L’iniziativa interessa le attività di Acer EMEA e nasce con l’obiettivo di migliorare la gestione della supply chain attraverso dati centralizzati, aggiornati e predittivi. La piattaforma integra infatti informazioni provenienti da vettori logistici, sistemi ERP aziendali, piattaforme operative e fonti satellitari indipendenti, offrendo una visione unificata dei flussi globali.
Secondo quanto riportato dall’azienda, il nuovo sistema ha già permesso di aumentare la precisione degli ETA sulle rotte tra Asia orientale ed Europa occidentale fino a dieci giorni prima dell’arrivo delle merci, contribuendo alla riduzione dei ritardi e all’ottimizzazione delle scorte di sicurezza.
Uno degli aspetti centrali del progetto riguarda il passaggio da una logica di tracking tradizionale a un approccio predittivo e “by exception”, che consente ai team supply chain di concentrarsi esclusivamente sulle spedizioni critiche. In questo modo si riducono le attività manuali legate all’aggiornamento dei dati operativi e si velocizzano i processi decisionali.

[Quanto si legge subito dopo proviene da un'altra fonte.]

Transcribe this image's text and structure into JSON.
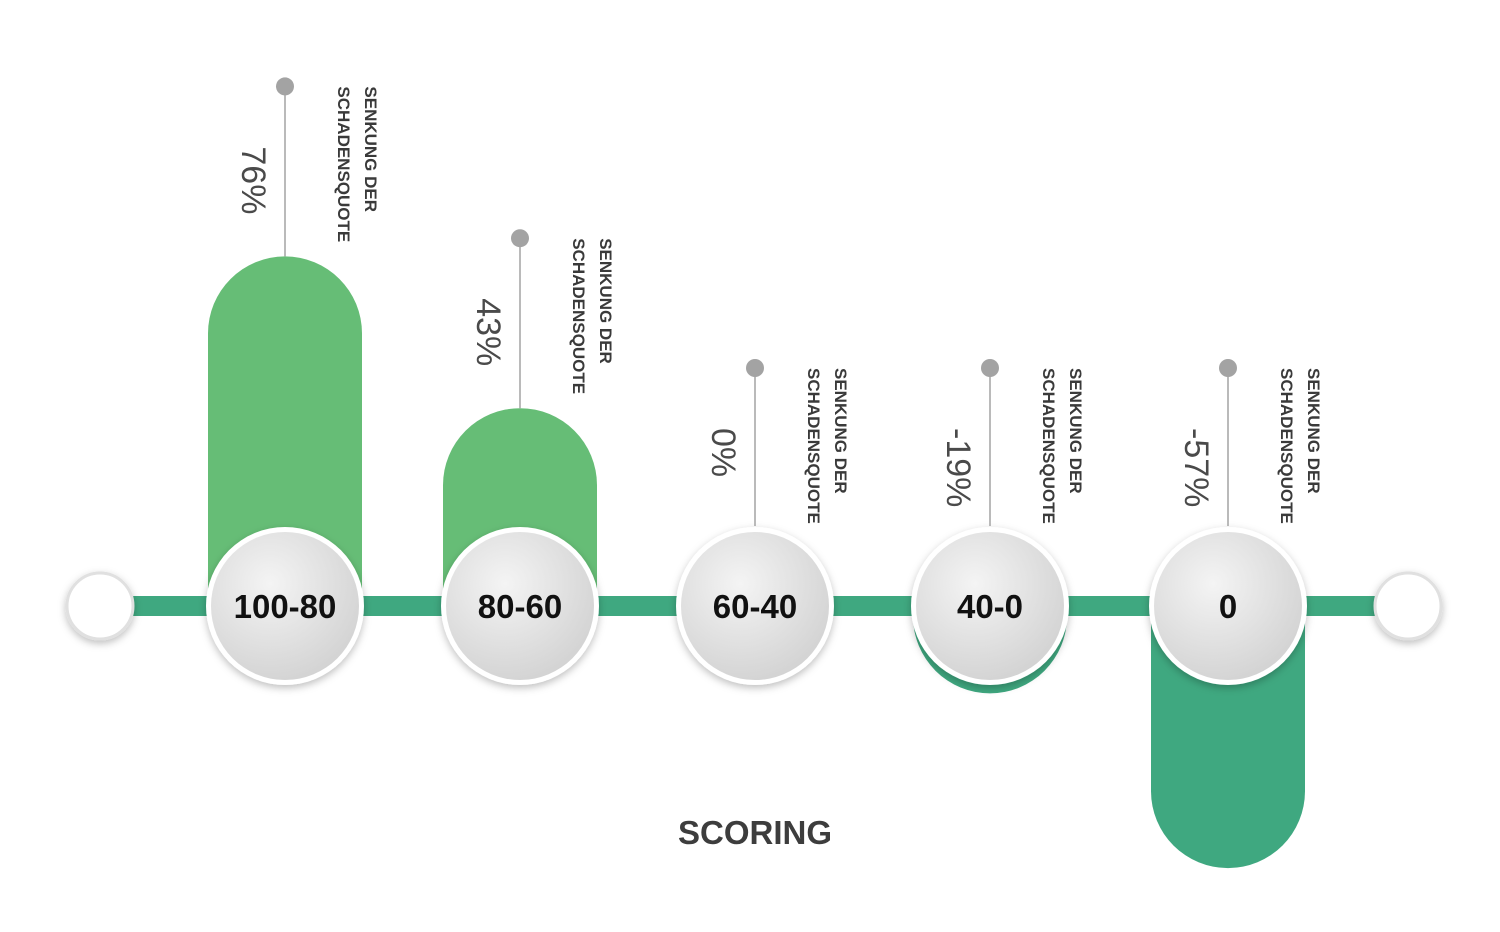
{
  "chart_data": {
    "type": "bar",
    "title": "",
    "xlabel": "SCORING",
    "ylabel": "",
    "categories": [
      "100-80",
      "80-60",
      "60-40",
      "40-0",
      "0"
    ],
    "values": [
      76,
      43,
      0,
      -19,
      -57
    ],
    "value_labels": [
      "76%",
      "43%",
      "0%",
      "-19%",
      "-57%"
    ],
    "bar_caption": [
      "SENKUNG DER",
      "SCHADENSQUOTE"
    ],
    "ylim": [
      -57,
      76
    ],
    "grid": false,
    "legend": "none",
    "colors": {
      "positive": "#66bd76",
      "negative": "#3fa880",
      "axis_line": "#3fa880",
      "node_fill": "#e6e6e6",
      "leader": "#a3a3a3"
    }
  }
}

La piattaforma consente inoltre il monitoraggio delle emissioni di CO2 associate alle spedizioni, supportando gli obiettivi di sostenibilità e una gestione più efficiente dell’intera rete logistica.

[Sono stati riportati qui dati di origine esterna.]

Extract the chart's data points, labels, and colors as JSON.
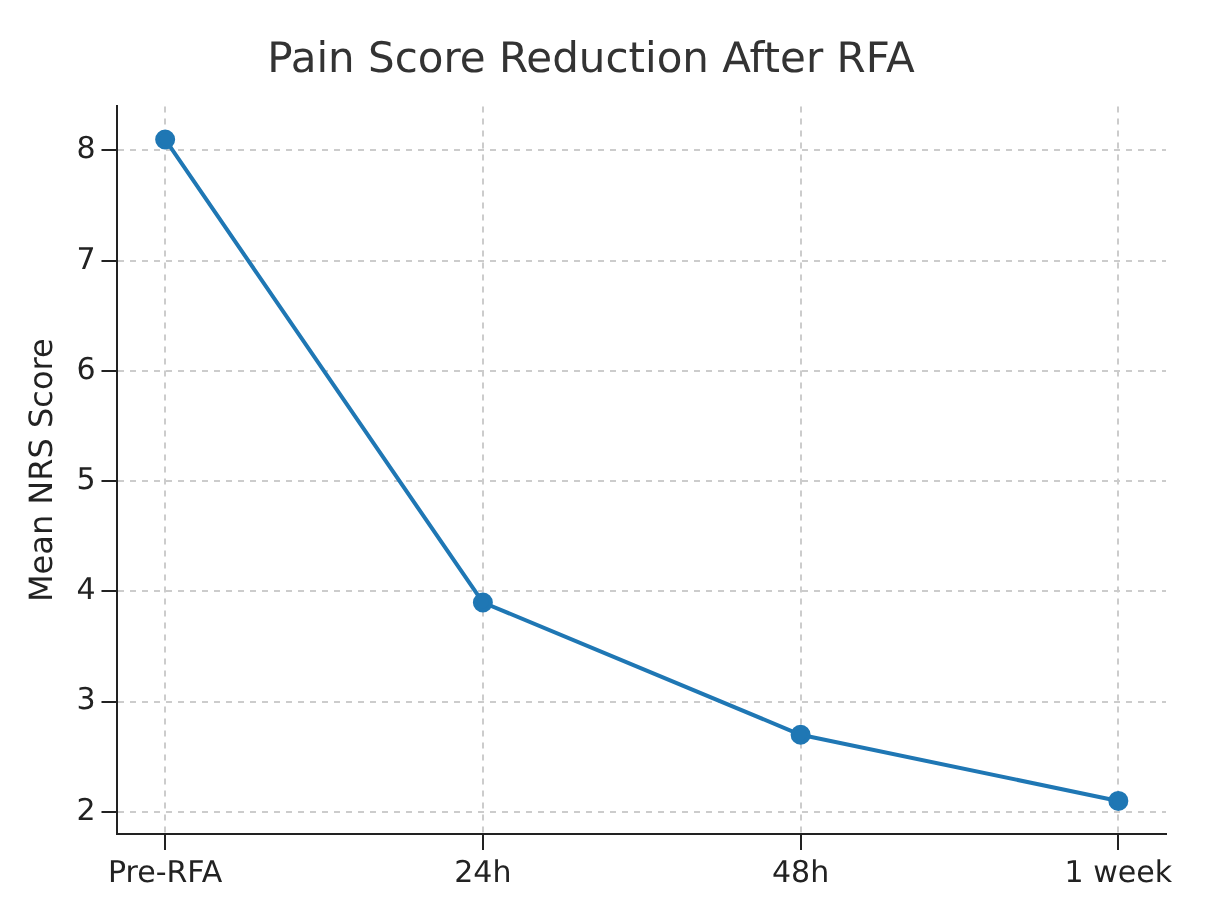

“Il nuovo sistema predittivo consente al team di accedere a informazioni più accurate e prendere decisioni più rapide – ha dichiarato Riccardo Bernasconi, senior director Supply Chain EMEA di Acer -. In un contesto sempre più volatile, avere accesso a dati di spedizione affidabili e aggiornati significa migliorare la reattività della supply chain e garantire una maggiore continuità di servizio”.